The Alabama, a Confederate Raider during the American Civil War, was secretly built in Merseyside and launched on 31st July, 1862 at a cost of £51,000. She was laid down by John Laird, was built for speed and was lightly armed. Originally given the name Enrica to evade American street agents and the British Foreign Office, she later changed her name to Alabama. At the end of July 1862 with the British government about to seize her, she left Liverpool on what was supposed to be her final run, when in fact she was heading for the open sea. So began her two year rein of terror, capturing or sinking 67 Union vessels valued at nearly $6 million from 1862-1864. During these two years, the Alabama never put into port for repairs or provisions, instead taking fuel, food and ammunition from the merchant ships which she captured and destroyed.
She had an overall length of 220 feet, a breadth of 32 feet and her gross tonnage was 1050 and carried a complement of 145. She was a wooden corvette of fairly light scantling, with a choppered lower hull, three masts with yards on the fore and main and a single left-handed retractable brass propeller. She carried six 32-pound broadside carriage guns and one 100-pound Blakely rifled gun and was captured by Raphael Semmes.
Leaking and fouled after two years at sea, she put into Cherbourg on 16th June, 1864 for repairs. Here she was cornered by the U.S. cruiser Kearsage, a chain-clad Federal sloop of war under the command of Captain Winslow. The Alabama was forced into the English Channel and once free of the three-mile limit, a fierce and circling battle commenced, watched by spectators on the shore. The Kearsage's superior arms eventually put the Alabama out of action and sent her to the bottom of the sea.

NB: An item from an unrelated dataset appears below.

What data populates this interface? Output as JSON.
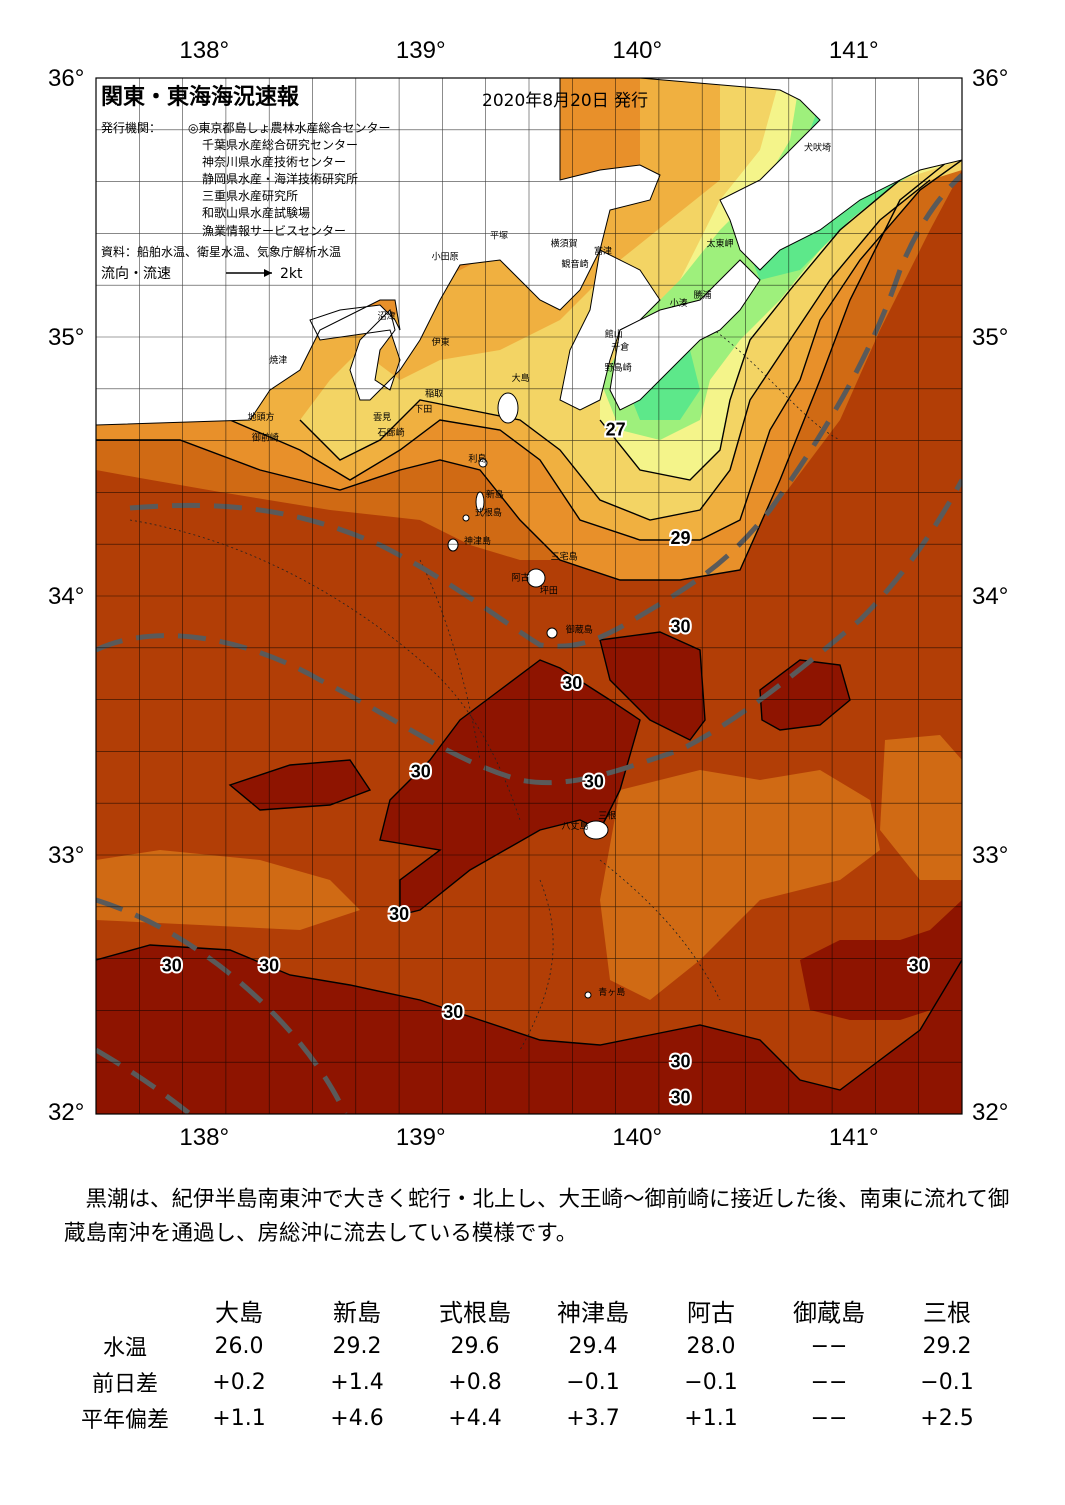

James Wheldon was born in Hull in 1832. He worked solely as a marine artist and is known mainly for his depiction of ship's portraits. However examples are known by him of Arctic whaling scenes as well as British and American naval vessels. His style is somewhat similar to that of his contemporary hull artist, Henry Redmore. He moved down to southern England in his later years and died in London on 1895.
Examples of Wheldon's paintings can be seen at the Town Docks Museum, Hull, the Hull Maritime Museum, the Peabody Museum of Salem, Massachusetts, and the Norsk Sjfartsmuseum, Oslo.